Nintendo Makes Health the New Name of the Game
Nintendo has set the rumor mill spinning with a tantalizing announcement that it's going to do something different. That something is going to be health-oriented and non-wearable, and that's about all we know. The paucity of details isn't stopping the company's fans from predicting its success, however -- or detractors from consigning it to failure.
Jan 31, 2014 5:00 AM PT
Nintendo is planning a new product offering that will take the company beyond traditional gaming and into the world of health, it announced on Thursday.
Coming hard on the heels of a grim earnings report that prompted a pay cut for President and CEO Satoru Iwata, Nintendo's announcement was described with only the barest of details at a briefing for investors and media.
"We will attempt to establish a new platform business with which we can leverage our strengths, but which is independent from our video game platform business," Iwata explained. "We decided to redefine our notion of entertainment as something that improves people's quality of life in enjoyable ways, and take a step forward in expanding our business areas."
Rather than vying for a spot in the crowded mobile-app or wearable-tech arenas, however, Nintendo aims instead to create "an integrated hardware-software platform business that, instead of providing mobile or wearable features, will be characterized by a new area of what we like to call non-wearable technology," he added.
At least part of the company's offering would include "providing preventive measures which would require us to enable people to monitor their health and offer them appropriate propositions," said Iwata, adding that the company's strength as an entertainment company will help it keep consumers "engaged and entertained" along the way.
Nintendo will announce more details this year, and the new business will be launched during the fiscal year beginning April 2015.
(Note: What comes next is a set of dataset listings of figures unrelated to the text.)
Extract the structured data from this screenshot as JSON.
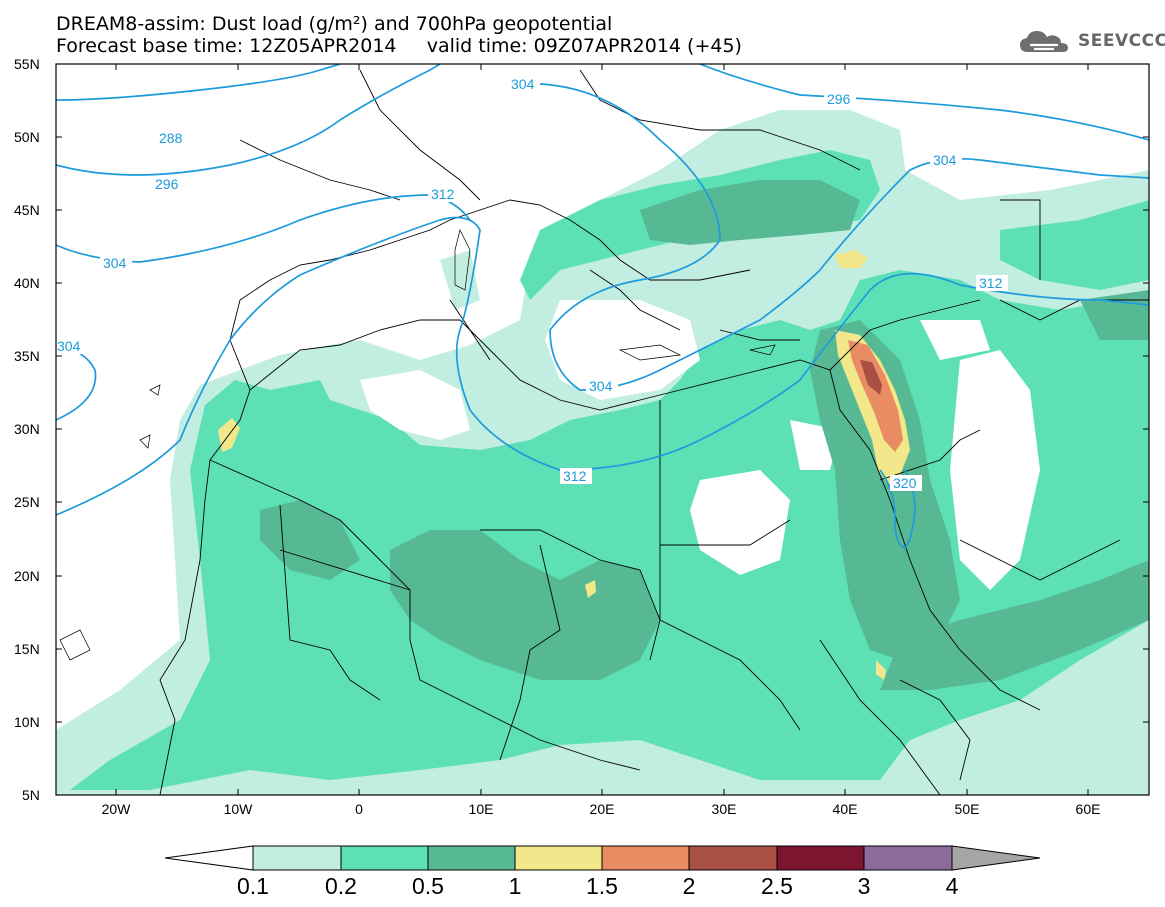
{
  "header": {
    "title_line1": "DREAM8-assim: Dust load (g/m²) and 700hPa geopotential",
    "title_line2": "Forecast base time: 12Z05APR2014     valid time: 09Z07APR2014 (+45)"
  },
  "logo": {
    "text": "SEEVCCC",
    "icon": "cloud-icon"
  },
  "map": {
    "lat_labels": [
      "55N",
      "50N",
      "45N",
      "40N",
      "35N",
      "30N",
      "25N",
      "20N",
      "15N",
      "10N",
      "5N"
    ],
    "lon_labels": [
      "20W",
      "10W",
      "0",
      "10E",
      "20E",
      "30E",
      "40E",
      "50E",
      "60E"
    ],
    "contour_color": "#1e9bdc",
    "contours": [
      {
        "label": "288"
      },
      {
        "label": "296"
      },
      {
        "label": "304"
      },
      {
        "label": "304"
      },
      {
        "label": "312"
      },
      {
        "label": "304"
      },
      {
        "label": "296"
      },
      {
        "label": "304"
      },
      {
        "label": "312"
      },
      {
        "label": "304"
      },
      {
        "label": "312"
      },
      {
        "label": "320"
      }
    ],
    "dust_colors": {
      "c01": "#c2ede1",
      "c02": "#5ee0b6",
      "c05": "#57b993",
      "c1": "#f2e88b",
      "c15": "#e98c63",
      "c2": "#a85043",
      "c25": "#7d1530",
      "c3": "#8c6a9c",
      "c4": "#a6a6a6"
    }
  },
  "colorbar": {
    "labels": [
      "0.1",
      "0.2",
      "0.5",
      "1",
      "1.5",
      "2",
      "2.5",
      "3",
      "4"
    ],
    "colors": [
      "#c2ede1",
      "#5ee0b6",
      "#57b993",
      "#f2e88b",
      "#e98c63",
      "#a85043",
      "#7d1530",
      "#8c6a9c"
    ]
  }
}
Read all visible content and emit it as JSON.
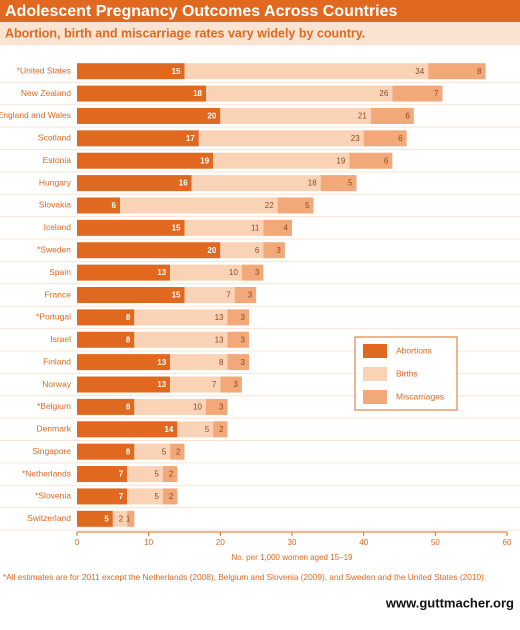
{
  "chart_data": {
    "type": "stacked-bar-horizontal",
    "title": "Adolescent Pregnancy Outcomes Across Countries",
    "subtitle": "Abortion, birth and miscarriage rates vary widely by country.",
    "categories": [
      "*United States",
      "New Zealand",
      "England and Wales",
      "Scotland",
      "Estonia",
      "Hungary",
      "Slovakia",
      "Iceland",
      "*Sweden",
      "Spain",
      "France",
      "*Portugal",
      "Israel",
      "Finland",
      "Norway",
      "*Belgium",
      "Denmark",
      "Singapore",
      "*Netherlands",
      "*Slovenia",
      "Switzerland"
    ],
    "series": [
      {
        "name": "Abortions",
        "color": "#e0681f",
        "values": [
          15,
          18,
          20,
          17,
          19,
          16,
          6,
          15,
          20,
          13,
          15,
          8,
          8,
          13,
          13,
          8,
          14,
          8,
          7,
          7,
          5
        ]
      },
      {
        "name": "Births",
        "color": "#fad3b6",
        "values": [
          34,
          26,
          21,
          23,
          19,
          18,
          22,
          11,
          6,
          10,
          7,
          13,
          13,
          8,
          7,
          10,
          5,
          5,
          5,
          5,
          2
        ]
      },
      {
        "name": "Miscarriages",
        "color": "#f2a878",
        "values": [
          8,
          7,
          6,
          6,
          6,
          5,
          5,
          4,
          3,
          3,
          3,
          3,
          3,
          3,
          3,
          3,
          2,
          2,
          2,
          2,
          1
        ]
      }
    ],
    "xlim": [
      0,
      60
    ],
    "xticks": [
      0,
      10,
      20,
      30,
      40,
      50,
      60
    ],
    "xlabel": "No. per 1,000 women aged 15–19",
    "footnote": "*All estimates are for 2011 except the Netherlands (2008), Belgium and Slovenia (2009), and Sweden and the United States (2010).",
    "source": "www.guttmacher.org"
  }
}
Given the extent to which the Wii U gaming device has struggled -- it's widely viewed as a key contributor to the company's disappointing earnings in recent quarters -- it's been widely expected that Nintendo would try something new.
Most bets focused on the idea that it might begin adapting its games for mobile platforms, but the company put such notions to rest in its latest strategy revelations.
"Dedicated video game platforms which integrate hardware and software will remain our core business," Iwata said.
Now that it's clear the company is heading in an entirely new direction, there's no shortage of speculation as to what form this new offering will take.
'Their Chance of Success Is Pretty Low'
"I have no idea what they contemplate," Michael Pachter, managing director for equity research with Wedbush Securities, told TechNewsWorld.
"These guys thought enough of the Wii Vitality Sensor that they made it the centerpiece of their 2009 E3 presentation, and it never saw light of day," he pointed out.
"I would guess that the move into health is being engineered by the same people who thought that would work -- and expect Nintendo's health initiative to have a similar fate," Pachter added.
"Their chance of success is pretty low, as it is a completely new business for them, and they have no particular expertise," he concluded. Of course, "with that said, it was arguable that neither Nike nor Jawbone had expertise in getting their customers to wear bracelets, and they managed to succeed anyway."
Given the principles that Nintendo has laid out, including "a hardware-centric ecosystem, non-wearable, quality of life improvement, I would guess it will be another accessory linked to its new hardware system with the ability to measure people's health and wellness indicators in a very nonintrusive manner," Harry Wang, director for health and mobile product research with Parks Associates, told TechNewsWorld.
"The goal of the accessory and related software application is to provide a feedback loop informing people of their quality of life and raising health awareness," Wang explained.
"If it is not going to be wearable, it could be a stationary piece of software built into an everyday item that people use for fitness purposes," he suggested.
'An Extension... Not a Departure'
Nutrition and exercise likely will be Nintendo's focus with the new product, Ted Pollak, a senior analyst for the gaming industry with Jon Peddie Research, told TechNewsWorld.
"It's possible it might be an app for smartphones," he added. "It's not wearable, but it's with you."
Either way, reaching into the health field isn't that big a stretch for Nintendo, Pollak asserted.
"Nintendo mass-market popularized the 'exer-gaming' or 'physi-tainment' market more successfully than any other company in the history of the world," said Pollak, citing Wii Fit and the company's Balance Board as evidence.
"Nintendo certainly never follows the expected easy path and has a history of being very successful sometimes with alternate strategies," Pollak observed.
"This is an extension of health gaming," he said, "not a departure."